La récente initiative de l’essayiste Gabrielle Siry-Houari et du député LFI Antoine Léaument visant à saisir le procureur de la République à l’encontre de Pierre Manent est emblématique d’une époque qui confond le débat d’idées avec la volonté d’exclure, de disqualifier, voire de criminaliser l’expression d’une pensée dissidente.

Lors de son passage dans l’émission Le Club Le Figaro le 5 décembre 2024, Pierre Manent a exprimé une inquiétude que beaucoup de nos concitoyens partagent, sur les difficultés d’intégration et de civilité dans une France profondément travaillée par les fractures identitaires et culturelles.
Dans un propos mesuré, en lien direct avec les réalités sociales, il constatait que l’augmentation de la population de culture musulmane pouvait poser des questions de coexistence civique et d’unité nationale. Rien qui ne sorte, fondamentalement, du périmètre de la réflexion politique légitime.
Pour autant, Gabrielle Siry-Houari qualifie les propos de Pierre Manent de « diffamation à caractère raciste envers les personnes de confession musulmane » (article 32 de la loi du 29 juillet 1881 sur la liberté de la presse) alors qu’Antoine Léaument les qualifie de « provocation à la discrimination, à la haine ou à la violence » (article 24 de la loi de 1881).

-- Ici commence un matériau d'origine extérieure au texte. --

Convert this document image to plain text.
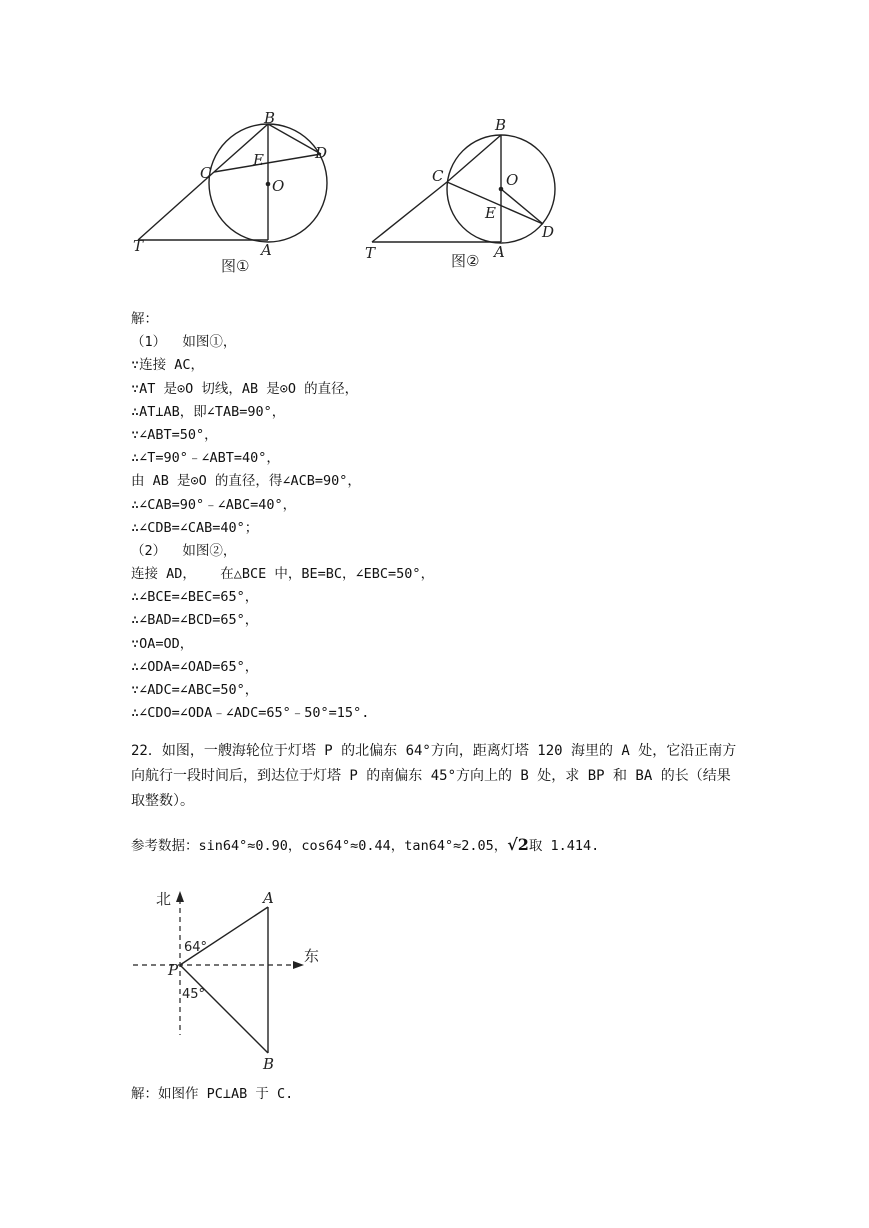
B
D
E
C
O
T	A
图①
B
C	O
E
D
T	A
图②
解：
（1）  如图①，
∵连接 AC，
∵AT 是⊙O 切线，AB 是⊙O 的直径，
∴AT⊥AB，即∠TAB=90°，
∵∠ABT=50°，
∴∠T=90°﹣∠ABT=40°，
由 AB 是⊙O 的直径，得∠ACB=90°，
∴∠CAB=90°﹣∠ABC=40°，
∴∠CDB=∠CAB=40°；
（2）  如图②，
连接 AD，   在△BCE 中，BE=BC，∠EBC=50°，
∴∠BCE=∠BEC=65°，
∴∠BAD=∠BCD=65°，
∵OA=OD，
∴∠ODA=∠OAD=65°，
∵∠ADC=∠ABC=50°，
∴∠CDO=∠ODA﹣∠ADC=65°﹣50°=15°.
22．如图，一艘海轮位于灯塔 P 的北偏东 64°方向，距离灯塔 120 海里的 A 处，它沿正南方向航行一段时间后，到达位于灯塔 P 的南偏东 45°方向上的 B 处，求 BP 和 BA 的长（结果取整数）。
参考数据：sin64°≈0.90，cos64°≈0.44，tan64°≈2.05，√2取 1.414.
北
东
64°
45°
P
A
B
解：如图作 PC⊥AB 于 C.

Ni injure, ni appel à la violence, ni imputation de faits précis : aucune des qualifications retenues ne tient sérieusement d’un point de vue juridique. Ce signalement s’inscrit dans une logique de disqualification morale, non dans une démarche de justice. C’est pourquoi le collectif Justitia, en la personne de Maître Aymeric de Lamotte, s’est chargé de la défense du philosophe.

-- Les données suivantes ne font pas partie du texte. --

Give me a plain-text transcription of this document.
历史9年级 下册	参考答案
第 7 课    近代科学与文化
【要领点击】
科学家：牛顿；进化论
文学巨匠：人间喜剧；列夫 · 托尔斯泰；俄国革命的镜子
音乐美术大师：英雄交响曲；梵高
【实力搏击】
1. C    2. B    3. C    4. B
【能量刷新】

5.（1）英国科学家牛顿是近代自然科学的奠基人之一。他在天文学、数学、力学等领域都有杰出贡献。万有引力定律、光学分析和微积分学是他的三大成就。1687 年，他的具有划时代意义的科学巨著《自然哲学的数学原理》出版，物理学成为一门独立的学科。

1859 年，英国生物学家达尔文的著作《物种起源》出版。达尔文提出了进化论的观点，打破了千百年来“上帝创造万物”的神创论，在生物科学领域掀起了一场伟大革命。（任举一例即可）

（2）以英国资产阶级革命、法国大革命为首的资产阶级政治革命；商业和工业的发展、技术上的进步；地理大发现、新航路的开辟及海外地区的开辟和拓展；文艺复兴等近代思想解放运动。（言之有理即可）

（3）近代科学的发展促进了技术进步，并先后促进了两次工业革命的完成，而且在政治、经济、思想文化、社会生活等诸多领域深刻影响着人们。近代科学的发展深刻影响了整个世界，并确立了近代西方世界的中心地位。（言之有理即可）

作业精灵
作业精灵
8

La tentative de judiciarisation des propos de Pierre Manent relève une nouvelle fois d’une instrumentalisation politique du droit.
Que des élus instrumentalisent l’article 40 du Code de procédure pénale pour faire pression sur une pensée critique est préoccupant.
La liberté d’expression, surtout sur des sujets aussi sensibles que l’intégration et l’identité, mérite d’être protégée, non intimidée.